What grade would you give the Marvel Cinematic Universe? (Ever-Changing Question)


  • Total voters
    185
I thought the theatrical cut of Daredevil was just . . . well, mediocre. I still bought a DVD copy of it, only it ended up being the Director's Cut. And I thought it was a lot better than the theatrical version.

Affleck was in the 2021 version of Justice League.

That version of the JL wasn't good either tbh
 
It might also help Affleck to be in something that's going to be a financial success for once and not crapped on by critics and or bomb at the box office

Batman VS Superman
Live by Night
Justice League
Air
Hypnotic
The Flash
Was Air not released directly to streaming? And it certainly got good reviews. Even my wife and I, who have zero interest in sport, loved it.
 
With how much it took to make it and market it and the expectations...sadly, yes.
Anything can be considered a failure if expectations are set unreasonably high enough. If a movie made two billion dollars it could be called a bomb as long as the general public adopted the stance that it was "supposed" to make three billion.
 
Anything can be considered a failure if expectations are set unreasonably high enough. If a movie made two billion dollars it could be called a bomb as long as the general public adopted the stance that it was "supposed" to make three billion.

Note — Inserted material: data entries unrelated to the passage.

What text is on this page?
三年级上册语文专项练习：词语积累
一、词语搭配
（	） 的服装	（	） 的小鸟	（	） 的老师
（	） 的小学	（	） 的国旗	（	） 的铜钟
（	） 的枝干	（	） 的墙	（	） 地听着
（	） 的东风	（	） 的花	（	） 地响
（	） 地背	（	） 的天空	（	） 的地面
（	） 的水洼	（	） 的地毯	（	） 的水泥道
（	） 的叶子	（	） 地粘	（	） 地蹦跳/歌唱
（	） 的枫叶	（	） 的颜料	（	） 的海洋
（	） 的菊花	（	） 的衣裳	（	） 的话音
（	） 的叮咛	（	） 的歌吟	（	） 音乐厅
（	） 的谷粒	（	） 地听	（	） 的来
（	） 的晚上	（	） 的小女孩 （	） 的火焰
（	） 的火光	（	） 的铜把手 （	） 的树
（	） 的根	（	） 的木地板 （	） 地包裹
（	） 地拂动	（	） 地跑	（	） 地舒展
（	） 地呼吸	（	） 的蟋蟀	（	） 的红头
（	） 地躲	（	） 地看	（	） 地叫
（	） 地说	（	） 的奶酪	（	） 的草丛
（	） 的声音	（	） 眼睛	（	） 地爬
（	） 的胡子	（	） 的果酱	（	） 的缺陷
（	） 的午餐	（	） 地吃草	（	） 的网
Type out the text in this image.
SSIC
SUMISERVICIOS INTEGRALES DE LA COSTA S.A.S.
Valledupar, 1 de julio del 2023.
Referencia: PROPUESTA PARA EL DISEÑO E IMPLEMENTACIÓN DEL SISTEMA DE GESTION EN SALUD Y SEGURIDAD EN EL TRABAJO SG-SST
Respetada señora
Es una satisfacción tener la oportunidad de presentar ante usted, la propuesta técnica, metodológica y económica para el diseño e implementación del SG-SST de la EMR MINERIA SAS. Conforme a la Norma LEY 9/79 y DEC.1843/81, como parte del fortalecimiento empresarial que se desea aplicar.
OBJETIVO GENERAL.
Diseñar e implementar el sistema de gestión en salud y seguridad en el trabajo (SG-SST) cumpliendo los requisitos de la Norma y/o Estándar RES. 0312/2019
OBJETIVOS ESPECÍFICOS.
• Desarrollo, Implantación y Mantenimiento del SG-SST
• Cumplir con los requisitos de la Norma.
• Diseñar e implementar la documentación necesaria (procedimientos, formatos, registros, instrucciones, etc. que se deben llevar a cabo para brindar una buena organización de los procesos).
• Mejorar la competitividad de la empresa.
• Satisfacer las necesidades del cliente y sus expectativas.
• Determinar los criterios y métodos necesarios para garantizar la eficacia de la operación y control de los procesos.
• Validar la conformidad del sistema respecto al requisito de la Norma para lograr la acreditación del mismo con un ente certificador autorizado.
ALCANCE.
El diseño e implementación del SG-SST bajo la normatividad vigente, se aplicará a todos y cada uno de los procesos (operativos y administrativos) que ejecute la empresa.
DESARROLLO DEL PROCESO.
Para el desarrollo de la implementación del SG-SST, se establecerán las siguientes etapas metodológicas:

Honestly online fan discussions became less fun for me when everyone became negative Nancies focused on profits and nitpicking
 
WB: We want the Avengers right now.

Dude: Well, we could do five or six movies and lay the groundwork for it. Each of them making hundreds of millions themselves.

WB: NO! AVENGERS! NOW!

DC was ahead of the game. They could've done JL first and built it up enough if they had the forethought
 
Anything can be considered a failure if expectations are set unreasonably high enough. If a movie made two billion dollars it could be called a bomb as long as the general public adopted the stance that it was "supposed" to make three billion.


With inflation and times changing we are likely to see movies have to make two billion to be considered a success. Probably not in the next 20 to 30 years though.

Just randomly choosing Robocop for example in 1987. It made 87 million at the box office. In todays standards that would be an abysmal bomb.
 
With inflation and times changing we are likely to see movies have to make two billion to be considered a success. Probably not in the next 20 to 30 years though.

Just randomly choosing Robocop for example in 1987. It made 87 million at the box office. In todays standards that would be an abysmal bomb.

Shrinking domestic box office plus growing international box office. The domestic box office cut for movie studios is between 50% to 60%. Usually your blockbuster movies get 60% because the theater is happy to get them in there, with the theater getting closer to 50% on a lot of other movies. But when you go international the studio starts to see their cut shrink to like 20% to 40%. So when you see most blockbusters now doing something like 60% to 70% of the box office from international that's 60% to 70% of the 'ticket revenue' getting back to studio at that lower 20% to 40% rate.

Let's say a movie does $1B and have it be $400M US, $600M global.

That could basically be like $240M(60% domestic) & $180M(splitting the 20%-40% range and using 30%) for a total of $420M.

Jurassic World: Fallen Kingdom made $1.3B at the box office, and the net profit for Universal Studios was estimated was something like $222M factoring in a $400M+ budget, promotions and then.

So theoretically it could have made $1B and possibly lost money.
 
The second week drop off on BvS was brutal if memory serves.

That's why WB considered it a failure. It earned more than 200,000 domestic in its first week and then dropped 70% for the second week. Audience turned out in droves to see the movie initially and decided they didn't like it.